Ektothermie, oft auch als "Kaltblütigkeit" bezeichnet, ist ein biologisches Prinzip, bei dem die Körpertemperatur eines Organismus primär durch externe Wärmequellen reguliert wird. Im Gegensatz zur Endothermie, bei der Wärme hauptsächlich intern durch Stoffwechselprozesse erzeugt wird, sind ektotherme Lebewesen auf die Umgebung angewiesen, um ihre optimale Betriebstemperatur zu erreichen und aufrechtzuerhalten. Dies bedeutet, dass ihre Körpertemperatur stark mit der Außentemperatur schwankt, es sei denn, sie ergreifen aktive Maßnahmen zur Thermoregulation.
Typische Vertreter ektothermer Organismen sind die meisten Reptilien wie Schlangen, Eidechsen und Krokodile, Amphibien wie Frösche und Salamander, die meisten Fische, aber auch wirbellose Tiere wie Insekten und Spinnen. Für diese Tiere ist die Umgebungstemperatur ein entscheidender Faktor für ihre Überlebensfähigkeit, Aktivität und Fortpflanzung. Eine zu niedrige Temperatur kann ihren Stoffwechsel verlangsamen und sie in einen lethargischen Zustand versetzen, während eine zu hohe Temperatur zu Überhitzung und Tod führen kann.
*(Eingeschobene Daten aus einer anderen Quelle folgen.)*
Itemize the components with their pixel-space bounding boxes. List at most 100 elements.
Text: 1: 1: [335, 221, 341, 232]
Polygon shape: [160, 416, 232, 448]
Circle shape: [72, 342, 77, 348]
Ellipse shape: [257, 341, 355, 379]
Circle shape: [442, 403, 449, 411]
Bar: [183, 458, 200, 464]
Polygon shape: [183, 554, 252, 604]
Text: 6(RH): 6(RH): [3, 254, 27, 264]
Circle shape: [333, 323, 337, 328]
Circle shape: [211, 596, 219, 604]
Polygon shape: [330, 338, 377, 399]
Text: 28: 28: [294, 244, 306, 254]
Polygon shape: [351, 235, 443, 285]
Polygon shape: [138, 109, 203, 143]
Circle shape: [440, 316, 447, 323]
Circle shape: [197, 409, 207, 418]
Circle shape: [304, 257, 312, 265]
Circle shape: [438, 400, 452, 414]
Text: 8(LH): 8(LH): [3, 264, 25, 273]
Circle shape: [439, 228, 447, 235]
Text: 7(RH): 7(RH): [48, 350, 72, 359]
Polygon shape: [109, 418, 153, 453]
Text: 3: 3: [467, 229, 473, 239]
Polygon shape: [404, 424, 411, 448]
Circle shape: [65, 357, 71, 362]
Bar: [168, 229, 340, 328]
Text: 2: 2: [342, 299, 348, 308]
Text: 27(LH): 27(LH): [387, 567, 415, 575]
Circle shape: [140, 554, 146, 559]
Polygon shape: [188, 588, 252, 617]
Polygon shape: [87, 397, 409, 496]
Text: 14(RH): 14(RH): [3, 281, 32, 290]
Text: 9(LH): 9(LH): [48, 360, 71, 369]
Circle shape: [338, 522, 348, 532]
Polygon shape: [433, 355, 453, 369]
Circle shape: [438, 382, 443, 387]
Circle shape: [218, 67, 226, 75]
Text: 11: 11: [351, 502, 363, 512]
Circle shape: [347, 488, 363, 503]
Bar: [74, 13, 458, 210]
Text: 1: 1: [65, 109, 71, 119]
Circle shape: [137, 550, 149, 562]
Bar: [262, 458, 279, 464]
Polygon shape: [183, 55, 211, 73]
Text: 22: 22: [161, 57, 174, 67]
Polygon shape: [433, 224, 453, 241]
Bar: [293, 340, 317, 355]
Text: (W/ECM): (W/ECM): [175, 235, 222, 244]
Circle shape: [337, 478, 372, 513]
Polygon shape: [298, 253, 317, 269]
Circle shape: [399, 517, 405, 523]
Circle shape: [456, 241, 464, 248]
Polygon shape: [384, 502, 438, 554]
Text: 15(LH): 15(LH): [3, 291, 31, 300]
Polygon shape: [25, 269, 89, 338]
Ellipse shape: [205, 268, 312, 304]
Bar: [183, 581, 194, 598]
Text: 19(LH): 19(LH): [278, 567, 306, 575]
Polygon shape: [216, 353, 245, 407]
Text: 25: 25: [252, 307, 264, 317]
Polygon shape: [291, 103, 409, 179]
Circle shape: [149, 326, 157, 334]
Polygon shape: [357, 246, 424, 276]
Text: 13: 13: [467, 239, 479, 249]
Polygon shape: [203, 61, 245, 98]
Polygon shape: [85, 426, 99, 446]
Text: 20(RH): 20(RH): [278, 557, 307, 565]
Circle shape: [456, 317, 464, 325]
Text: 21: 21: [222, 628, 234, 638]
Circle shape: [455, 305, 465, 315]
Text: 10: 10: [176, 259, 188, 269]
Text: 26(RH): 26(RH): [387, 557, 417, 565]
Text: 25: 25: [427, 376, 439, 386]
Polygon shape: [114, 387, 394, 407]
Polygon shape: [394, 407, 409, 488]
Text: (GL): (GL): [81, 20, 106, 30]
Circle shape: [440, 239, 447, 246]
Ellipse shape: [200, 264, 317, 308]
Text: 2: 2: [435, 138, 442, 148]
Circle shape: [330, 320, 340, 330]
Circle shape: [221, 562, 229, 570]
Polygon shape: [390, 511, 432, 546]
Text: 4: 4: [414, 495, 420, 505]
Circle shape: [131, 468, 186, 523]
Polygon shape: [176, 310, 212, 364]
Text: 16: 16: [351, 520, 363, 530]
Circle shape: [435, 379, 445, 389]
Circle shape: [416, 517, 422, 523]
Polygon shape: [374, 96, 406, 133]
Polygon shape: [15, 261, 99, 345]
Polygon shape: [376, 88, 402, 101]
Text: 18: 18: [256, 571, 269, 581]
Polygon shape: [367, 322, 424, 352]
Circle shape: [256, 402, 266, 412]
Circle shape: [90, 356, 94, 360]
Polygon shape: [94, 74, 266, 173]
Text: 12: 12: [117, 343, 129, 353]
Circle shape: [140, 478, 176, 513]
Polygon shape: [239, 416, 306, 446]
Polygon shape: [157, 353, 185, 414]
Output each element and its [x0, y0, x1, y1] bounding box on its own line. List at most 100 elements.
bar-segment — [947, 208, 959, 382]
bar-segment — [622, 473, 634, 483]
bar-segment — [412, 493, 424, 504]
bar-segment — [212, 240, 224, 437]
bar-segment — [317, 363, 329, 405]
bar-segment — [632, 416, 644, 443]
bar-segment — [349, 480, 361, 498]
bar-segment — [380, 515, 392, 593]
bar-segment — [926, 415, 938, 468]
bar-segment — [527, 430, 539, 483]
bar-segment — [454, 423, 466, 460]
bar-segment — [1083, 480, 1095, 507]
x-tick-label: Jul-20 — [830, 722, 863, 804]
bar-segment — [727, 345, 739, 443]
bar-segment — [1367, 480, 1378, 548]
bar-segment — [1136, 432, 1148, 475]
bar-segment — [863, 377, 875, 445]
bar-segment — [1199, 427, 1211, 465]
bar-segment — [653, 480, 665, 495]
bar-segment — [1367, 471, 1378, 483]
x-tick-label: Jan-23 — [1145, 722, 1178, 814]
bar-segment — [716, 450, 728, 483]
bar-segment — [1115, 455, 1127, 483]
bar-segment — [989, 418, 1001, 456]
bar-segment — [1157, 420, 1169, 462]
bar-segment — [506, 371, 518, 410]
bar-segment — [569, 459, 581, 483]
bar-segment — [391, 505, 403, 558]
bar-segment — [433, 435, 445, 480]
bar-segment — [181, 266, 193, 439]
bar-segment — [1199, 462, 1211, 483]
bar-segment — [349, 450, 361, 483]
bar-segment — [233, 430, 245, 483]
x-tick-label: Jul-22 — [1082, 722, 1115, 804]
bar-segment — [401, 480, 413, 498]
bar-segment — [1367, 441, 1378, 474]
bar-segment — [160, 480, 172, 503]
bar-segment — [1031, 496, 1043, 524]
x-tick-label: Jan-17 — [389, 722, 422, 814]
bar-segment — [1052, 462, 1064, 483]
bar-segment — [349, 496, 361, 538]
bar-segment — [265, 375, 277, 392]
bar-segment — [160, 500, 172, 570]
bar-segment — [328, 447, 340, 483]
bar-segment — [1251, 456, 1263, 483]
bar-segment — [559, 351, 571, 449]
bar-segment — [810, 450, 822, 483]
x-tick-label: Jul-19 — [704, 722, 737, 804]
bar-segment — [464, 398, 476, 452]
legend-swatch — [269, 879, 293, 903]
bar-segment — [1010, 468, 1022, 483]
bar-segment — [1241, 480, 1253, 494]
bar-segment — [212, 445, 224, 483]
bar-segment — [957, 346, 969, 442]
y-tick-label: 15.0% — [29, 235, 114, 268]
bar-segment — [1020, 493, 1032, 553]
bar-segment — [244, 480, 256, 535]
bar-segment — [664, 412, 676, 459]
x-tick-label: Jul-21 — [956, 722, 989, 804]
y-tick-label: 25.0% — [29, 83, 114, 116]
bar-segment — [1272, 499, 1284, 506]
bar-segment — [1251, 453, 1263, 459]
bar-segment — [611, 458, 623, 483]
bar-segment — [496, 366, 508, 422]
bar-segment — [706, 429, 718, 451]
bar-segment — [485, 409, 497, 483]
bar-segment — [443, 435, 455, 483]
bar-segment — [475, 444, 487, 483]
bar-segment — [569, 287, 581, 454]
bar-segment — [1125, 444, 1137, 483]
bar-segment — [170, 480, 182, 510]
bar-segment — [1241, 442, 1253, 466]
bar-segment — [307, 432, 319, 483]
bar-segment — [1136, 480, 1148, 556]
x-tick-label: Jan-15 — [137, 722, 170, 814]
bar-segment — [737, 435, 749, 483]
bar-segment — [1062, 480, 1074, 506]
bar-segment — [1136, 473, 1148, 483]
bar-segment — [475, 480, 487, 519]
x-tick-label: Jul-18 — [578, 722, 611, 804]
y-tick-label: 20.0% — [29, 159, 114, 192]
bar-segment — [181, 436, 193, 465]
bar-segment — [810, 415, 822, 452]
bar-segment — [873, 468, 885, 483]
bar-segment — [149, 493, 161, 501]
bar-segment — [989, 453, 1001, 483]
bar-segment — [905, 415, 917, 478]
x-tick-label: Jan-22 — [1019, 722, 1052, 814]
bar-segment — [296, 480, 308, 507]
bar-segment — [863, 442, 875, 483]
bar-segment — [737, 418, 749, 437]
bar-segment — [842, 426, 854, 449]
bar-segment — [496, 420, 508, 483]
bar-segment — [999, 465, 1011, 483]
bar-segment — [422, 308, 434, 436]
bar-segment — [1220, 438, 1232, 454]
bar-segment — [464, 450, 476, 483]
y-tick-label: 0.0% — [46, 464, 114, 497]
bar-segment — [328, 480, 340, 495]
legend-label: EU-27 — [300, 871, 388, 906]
Um ihre Körpertemperatur innerhalb eines funktionsfähigen Bereichs zu halten, haben ektotherme Tiere eine Vielzahl von Verhaltens- und physiologischen Anpassungen entwickelt. Verhaltensanpassungen umfassen das gezielte Aufsuchen von Sonnenplätzen zum Aufwärmen (Sonnenbaden), das Verstecken im Schatten oder in kühlen Verstecken zur Abkühlung, das Eingraben in den Boden oder das Aufsuchen von Wasser. Einige Reptilien können ihre Körperhaltung ändern, um mehr oder weniger Oberfläche der Sonne auszusetzen. Physiologische Anpassungen können die Steuerung des Blutflusses zur Haut umfassen, um Wärme aufzunehmen oder abzugeben, oder die Produktion von Kälteschutzmitteln wie Glycerin bei einigen Insekten, um das Einfrieren zu verhindern.
Ein wesentlicher Vorteil der Ektothermie ist der deutlich geringere Energieverbrauch im Vergleich zu endothermen Tieren. Da sie nicht kontinuierlich Wärme durch ihren eigenen Stoffwechsel produzieren müssen, benötigen Ektotherme wesentlich weniger Nahrung pro Einheit Körpergewicht. Dies ermöglicht es ihnen, in Umgebungen mit begrenzten Nahrungsressourcen zu überleben oder lange Perioden ohne Nahrungsaufnahme zu überstehen. Der Nachteil ist jedoch ihre Abhängigkeit von externen Temperaturbedingungen, was ihre Aktivitätsperioden einschränkt und sie anfälliger für extreme Wetterereignisse macht.
Ökologisch gesehen hat die Ektothermie weitreichende Implikationen für die Verbreitung und das Verhalten von Arten. Ektotherme Tiere sind in der Regel in wärmeren Klimazonen artenreicher und aktiver, da die Bedingungen dort über längere Zeiträume optimal sind. In kälteren Regionen sind sie oft nur saisonal aktiv oder müssen Strategien wie die Überwinterung (Hibernation) oder Sommerruhe (Estivation) anwenden, um ungünstige Perioden zu überbrücken. Der globale Klimawandel stellt eine besondere Herausforderung für ektotherme Populationen dar, da schnelle Temperaturveränderungen ihre Lebenszyklen und die Verfügbarkeit geeigneter Lebensräume stören können.
Aus evolutionärer Sicht gilt die Ektothermie als der ursprüngliche Zustand bei Wirbeltieren. Die Fähigkeit zur Endothermie entwickelte sich später in einigen Linien, wie bei Säugetieren und Vögeln, und ermöglichte die Besiedlung kälterer oder temperaturstabilerer Nischen. Die Thermoregulation bei Dinosauriern ist ein interessantes Forschungsfeld; während einige Merkmale auf eine gewisse endotherme Fähigkeit hindeuten könnten, waren viele wahrscheinlich mesotherm oder stark ektotherm, was ihre Größe und Lebensweise beeinflusst haben dürfte. Die Vielfalt der ektothermen Lebensweisen zeigt die erfolgreiche Anpassung an unterschiedlichste Umgebungen durch clevere Nutzung externer Energiequellen.